Dalam video itu, Lucky menyebut bahwa “kewarasan di kalangan media sudah mulai langka”.
“Bahkan di teman-teman media pun sudah mulai banyak yang tidak waras, dilihat dari pemberitaan,” ucap Lucky dalam video tersebut.
Lebih lanjut, Lucky juga menuding karya jurnalistik yang dihasilkan oleh sejumlah jurnalis sebagai berita sampah.
“Ketika media mengklaim dirinya akurat, tajam, dan terpercaya, ternyata isinya berita sampah. Menurut saya, ini menunjukkan kewarasan kita sudah terdegradasi,” tambahnya.
Merespon pelecehan Lucky Hakim itu, ratusan jurnalis yang tergabung dalam Forum Komunikasi Jurnalis Indramayu (FKJI) menggelar aksi unjuk rasa di depan kantor KPU Indramayu, Jawa Barat.
Aksi ini merupakan respons terhadap dugaan penghinaan terhadap profesi jurnalis yang dilakukan oleh calon bupati (cabup) Indramayu nomor urut 2, Lucky Hakim.

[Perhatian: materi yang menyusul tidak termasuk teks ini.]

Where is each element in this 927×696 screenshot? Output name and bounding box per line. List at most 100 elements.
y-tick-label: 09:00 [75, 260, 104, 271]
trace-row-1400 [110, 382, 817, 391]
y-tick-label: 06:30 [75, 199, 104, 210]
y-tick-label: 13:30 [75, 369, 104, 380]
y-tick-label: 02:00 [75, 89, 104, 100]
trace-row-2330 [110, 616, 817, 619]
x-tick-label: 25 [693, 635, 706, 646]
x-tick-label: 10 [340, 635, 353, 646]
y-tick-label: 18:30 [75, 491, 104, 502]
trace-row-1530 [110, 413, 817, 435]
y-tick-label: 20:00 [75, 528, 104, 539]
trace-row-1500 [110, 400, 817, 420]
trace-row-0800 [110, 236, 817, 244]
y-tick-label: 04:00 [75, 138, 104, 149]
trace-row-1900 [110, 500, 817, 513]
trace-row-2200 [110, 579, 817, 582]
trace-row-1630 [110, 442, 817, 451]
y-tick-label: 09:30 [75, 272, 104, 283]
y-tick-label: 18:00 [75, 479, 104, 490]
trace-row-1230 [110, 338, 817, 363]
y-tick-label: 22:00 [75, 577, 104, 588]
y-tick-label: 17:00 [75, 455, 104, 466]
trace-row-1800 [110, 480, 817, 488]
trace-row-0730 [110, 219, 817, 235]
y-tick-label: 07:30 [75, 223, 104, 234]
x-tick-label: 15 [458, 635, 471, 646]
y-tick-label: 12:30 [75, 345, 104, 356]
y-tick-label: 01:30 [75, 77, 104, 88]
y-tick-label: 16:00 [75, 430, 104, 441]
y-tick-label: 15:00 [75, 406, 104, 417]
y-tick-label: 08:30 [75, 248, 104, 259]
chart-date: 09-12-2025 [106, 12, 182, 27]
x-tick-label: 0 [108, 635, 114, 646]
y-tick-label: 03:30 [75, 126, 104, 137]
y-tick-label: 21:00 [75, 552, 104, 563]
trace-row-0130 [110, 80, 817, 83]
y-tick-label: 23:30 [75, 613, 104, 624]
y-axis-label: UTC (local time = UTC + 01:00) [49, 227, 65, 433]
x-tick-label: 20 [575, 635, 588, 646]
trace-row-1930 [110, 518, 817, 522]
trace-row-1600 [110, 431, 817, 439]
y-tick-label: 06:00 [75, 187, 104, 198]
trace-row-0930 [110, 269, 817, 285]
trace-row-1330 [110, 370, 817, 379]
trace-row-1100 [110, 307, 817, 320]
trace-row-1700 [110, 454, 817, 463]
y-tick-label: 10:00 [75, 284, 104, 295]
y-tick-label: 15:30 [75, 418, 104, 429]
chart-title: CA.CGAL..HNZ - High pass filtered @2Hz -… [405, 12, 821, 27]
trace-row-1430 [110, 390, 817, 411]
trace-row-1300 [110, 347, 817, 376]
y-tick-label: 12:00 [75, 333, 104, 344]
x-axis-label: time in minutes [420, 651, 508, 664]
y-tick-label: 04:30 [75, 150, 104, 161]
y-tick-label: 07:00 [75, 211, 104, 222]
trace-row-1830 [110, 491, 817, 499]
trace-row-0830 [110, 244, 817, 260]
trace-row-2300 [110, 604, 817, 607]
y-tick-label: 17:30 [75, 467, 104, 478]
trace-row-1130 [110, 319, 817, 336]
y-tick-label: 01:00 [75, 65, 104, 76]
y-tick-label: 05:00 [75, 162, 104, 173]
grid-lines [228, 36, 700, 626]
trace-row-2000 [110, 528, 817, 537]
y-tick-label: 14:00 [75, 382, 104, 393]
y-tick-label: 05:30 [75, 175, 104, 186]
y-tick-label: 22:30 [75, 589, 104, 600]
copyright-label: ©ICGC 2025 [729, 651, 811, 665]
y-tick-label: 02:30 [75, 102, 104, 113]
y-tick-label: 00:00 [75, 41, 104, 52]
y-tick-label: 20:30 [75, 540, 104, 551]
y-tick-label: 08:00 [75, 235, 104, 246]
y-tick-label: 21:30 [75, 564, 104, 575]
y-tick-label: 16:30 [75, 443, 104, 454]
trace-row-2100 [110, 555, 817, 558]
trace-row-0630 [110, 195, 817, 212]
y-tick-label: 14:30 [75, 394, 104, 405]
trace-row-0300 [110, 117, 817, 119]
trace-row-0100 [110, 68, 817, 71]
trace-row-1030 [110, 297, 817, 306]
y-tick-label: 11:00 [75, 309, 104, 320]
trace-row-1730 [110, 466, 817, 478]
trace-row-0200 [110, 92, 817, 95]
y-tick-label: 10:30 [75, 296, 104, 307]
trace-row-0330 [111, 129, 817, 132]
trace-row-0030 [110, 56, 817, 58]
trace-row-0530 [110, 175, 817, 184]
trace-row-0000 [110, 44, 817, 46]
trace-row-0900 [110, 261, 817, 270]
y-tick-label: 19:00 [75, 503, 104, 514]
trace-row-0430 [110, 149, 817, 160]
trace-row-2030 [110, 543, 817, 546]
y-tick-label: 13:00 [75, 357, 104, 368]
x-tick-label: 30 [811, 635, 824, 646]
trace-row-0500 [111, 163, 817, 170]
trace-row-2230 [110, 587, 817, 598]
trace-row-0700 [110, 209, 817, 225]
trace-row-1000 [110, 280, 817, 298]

Dalam aksi tersebut, para jurnalis menyuarakan protes dengan membawa spanduk dan berorasi. Mereka menuntut KPU Indramayu untuk mengkaji tindakan Lucky Hakim yang dianggap merendahkan martabat jurnalis.
Koordinator aksi, Hendra Sumiarsa, menyoroti pernyataan Lucky Hakim yang dinilai menghina jurnalis Indramayu. Salah satu pernyataan Lucky yang dipermasalahkan adalah terkait tuduhan bahwa jurnalis di Indramayu “tidak waras”.
“Lucky Hakim menyatakan secara terbuka melalui video yang beredar di media mainstream dan media sosial bahwa produk-produk jurnalistik dilatarbelakangi oleh ketidakwarasan. Kami ingin tahu maksud dari ketidakwarasan ini,” ujar Hendra.
Hendra juga meminta klarifikasi atas pernyataan Lucky yang menyebut dirinya tidak takut terhadap media lokal.
“Kami ingin tahu, apa yang dimaksud Lucky Hakim dengan media lokal. Sesuai dengan Undang-Undang Nomor 40 Tahun 1999 tentang Pers, tidak ada dikotomi antara media lokal, nasional, maupun regional. Semua media berbadan hukum dan menghasilkan produk jurnalistik yang sama-sama memiliki nilai,” tegasnya.
FKJI meminta Lucky Hakim untuk memberikan klarifikasi secara terbuka, baik melalui pertemuan langsung dengan jurnalis atau melalui unggahan video di media sosial.
“Kami hanya meminta penjelasan dan klarifikasi dari Lucky Hakim. Kalau tidak bisa bertemu langsung, buatlah video yang menjelaskan pernyataannya,” lanjut Hendra.